First of all, there's a huge technical challenge to what you're suggesting. Namely: how do you verify someone's identity? Considering how hard people take it when there's a mistake on their Wikipedia article, can you imagine what an uproar there'd be if a vandal was able to officially impersonate some famous person on Wikipedia?
It'd be a big deal, therefore the verification system would need to be pretty strong. That kind of system is very labor intensive and fairly bureaucratic, and not at all the kind of work you can get volunteers for, meaning it'd be expensive too. Basically, it's completely unfeasible for Wikipedia to do that - they can barely afford to keep running as is.
Secondly, you tout the "right of reply" like it's some enshrined rule of free speech that you get to write your comments on any web page that talks about you. Certainly people deserve the right to present their own subjective perspective on any matter, but there's a place for that - a separate web site.

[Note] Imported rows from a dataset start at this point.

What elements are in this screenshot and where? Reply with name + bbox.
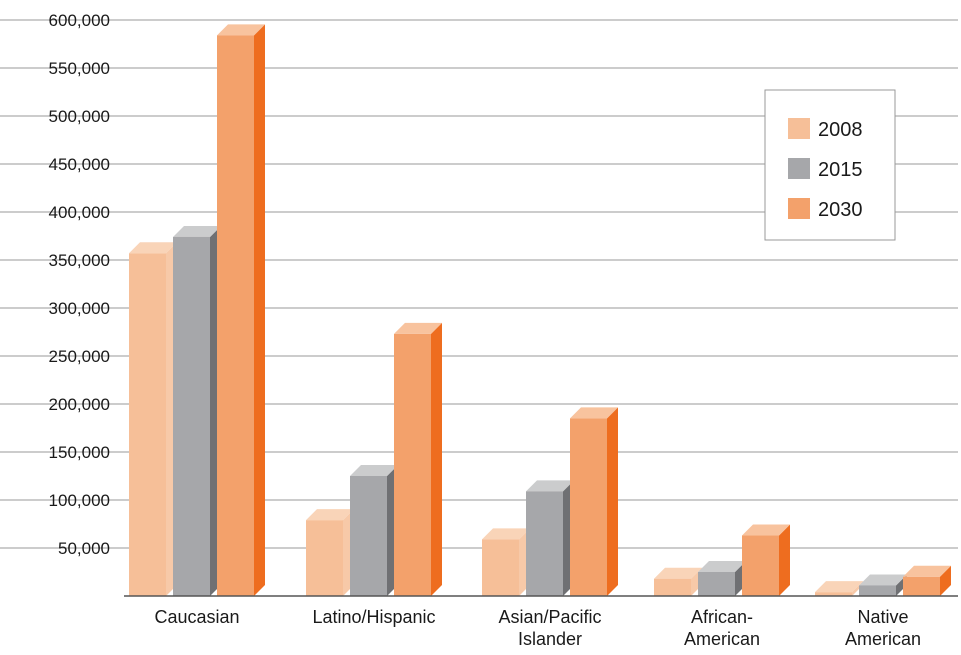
y-tick-label: 550,000 <box>49 59 110 78</box>
bar <box>482 528 530 596</box>
y-tick-label: 250,000 <box>49 347 110 366</box>
x-category-label-line: Caucasian <box>154 607 239 627</box>
y-tick-label: 150,000 <box>49 443 110 462</box>
bar-face <box>217 35 254 597</box>
bar-face <box>570 418 607 596</box>
legend-swatch <box>788 158 810 179</box>
bar-face <box>742 535 779 596</box>
bar-face <box>129 253 166 596</box>
x-category-label-line: American <box>845 629 921 649</box>
bar-top <box>526 480 574 492</box>
legend-swatch <box>788 118 810 139</box>
bar-face <box>815 592 852 596</box>
bar-top <box>859 574 907 586</box>
y-tick-label: 500,000 <box>49 107 110 126</box>
bar <box>217 24 265 597</box>
x-category-label: Native American <box>845 607 921 649</box>
bar-top <box>394 322 442 334</box>
bar-top <box>570 407 618 419</box>
bar <box>698 561 746 596</box>
x-category-label-line: Islander <box>518 629 582 649</box>
bar-top <box>903 565 951 577</box>
bar-face <box>859 585 896 596</box>
x-category-label: Asian/Pacific Islander <box>498 607 601 649</box>
bar-face <box>526 491 563 596</box>
x-category-label-line: Latino/Hispanic <box>312 607 435 627</box>
bar-face <box>306 520 343 596</box>
bar-side <box>940 565 951 596</box>
bar-face <box>350 476 387 596</box>
bar-top <box>306 509 354 521</box>
legend-swatch <box>788 198 810 219</box>
bar-face <box>482 539 519 596</box>
y-axis-ticks: 50,000 100,000 150,000 200,000 250,000 300,00… <box>49 11 110 558</box>
bar-top <box>698 561 746 572</box>
bar <box>129 242 177 596</box>
bar <box>350 465 398 596</box>
bar <box>570 407 618 596</box>
x-axis-categories: Caucasian Latino/Hispanic Asian/Pacific Isl… <box>154 607 921 649</box>
y-tick-label: 600,000 <box>49 11 110 30</box>
bars <box>129 24 951 597</box>
bar-top <box>742 524 790 536</box>
legend-label: 2008 <box>818 119 863 141</box>
bar-top <box>654 567 702 579</box>
y-tick-label: 50,000 <box>58 539 110 558</box>
x-category-label: Latino/Hispanic <box>312 607 435 627</box>
y-tick-label: 100,000 <box>49 491 110 510</box>
bar-face <box>903 576 940 596</box>
bar-side <box>431 322 442 596</box>
y-tick-label: 200,000 <box>49 395 110 414</box>
bar <box>173 225 221 596</box>
bar <box>526 480 574 596</box>
bar-top <box>129 242 177 254</box>
bar-top <box>482 528 530 540</box>
bar <box>903 565 951 596</box>
bar <box>394 322 442 596</box>
x-category-label: African-American <box>684 607 760 649</box>
bar <box>742 524 790 596</box>
bar-face <box>698 572 735 596</box>
legend-label: 2015 <box>818 159 863 181</box>
bar <box>306 509 354 596</box>
bar-top <box>173 225 221 237</box>
bar-face <box>654 578 691 596</box>
x-category-label-line: Asian/Pacific <box>498 607 601 627</box>
bar <box>815 581 863 596</box>
x-category-label-line: African- <box>691 607 753 627</box>
bar-side <box>254 24 265 597</box>
y-tick-label: 400,000 <box>49 203 110 222</box>
bar-side <box>607 407 618 596</box>
bar-face <box>173 236 210 596</box>
legend-box <box>764 89 896 241</box>
bar-face <box>394 333 431 596</box>
y-tick-label: 450,000 <box>49 155 110 174</box>
bar-side <box>779 524 790 596</box>
legend: 2008 2015 2030 <box>764 89 896 241</box>
legend-label: 2030 <box>818 199 863 221</box>
y-tick-label: 350,000 <box>49 251 110 270</box>
bar-top <box>815 581 863 593</box>
y-tick-label: 300,000 <box>49 299 110 318</box>
bar <box>654 567 702 596</box>
x-category-label-line: American <box>684 629 760 649</box>
x-category-label: Caucasian <box>154 607 239 627</box>
bar-top <box>350 465 398 476</box>
bar-top <box>217 24 265 36</box>
bar <box>859 574 907 596</box>
x-category-label-line: Native <box>857 607 908 627</box>
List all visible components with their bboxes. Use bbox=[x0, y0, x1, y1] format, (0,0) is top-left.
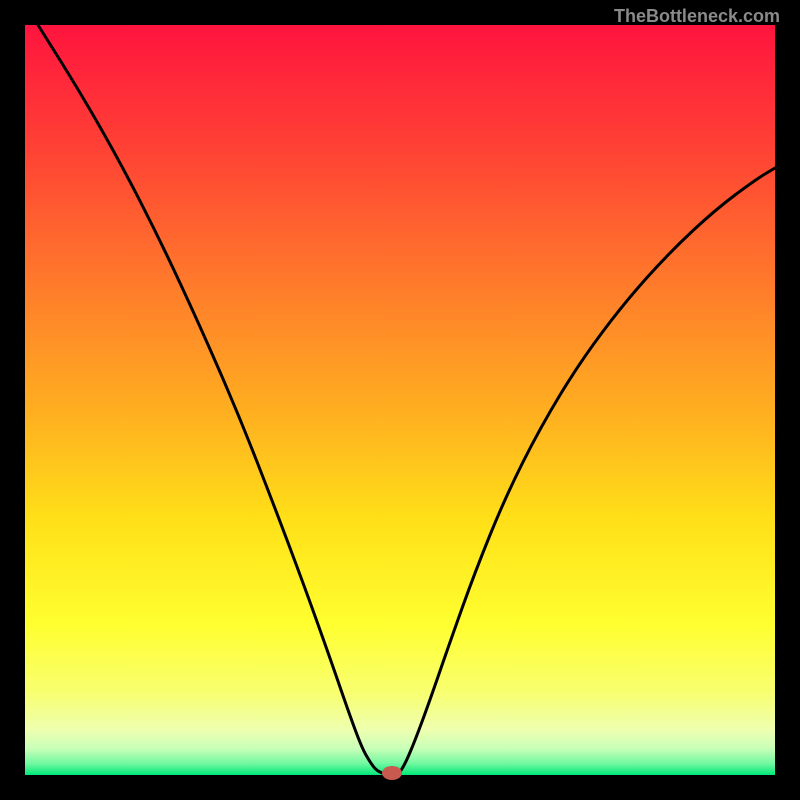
chart-frame: TheBottleneck.com bbox=[0, 0, 800, 800]
curve-layer bbox=[0, 0, 800, 800]
min-marker bbox=[382, 766, 402, 780]
watermark-text: TheBottleneck.com bbox=[614, 6, 780, 27]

Third-party websites play exactly the role you describe very easily, and a decent autobiographical site /will/ probably end up being referenced in a comprehensive Wikipedia article. Not as fact, of course, but as the claims of the site. This means there ends up being a citation link to a site where the subject of the article can write whatever they want, with no restrictions on verifiability or relevance. And those looking to Wikipedia for an encyclopedia rather than an autobiography can skip the link. Everybody's happy, right?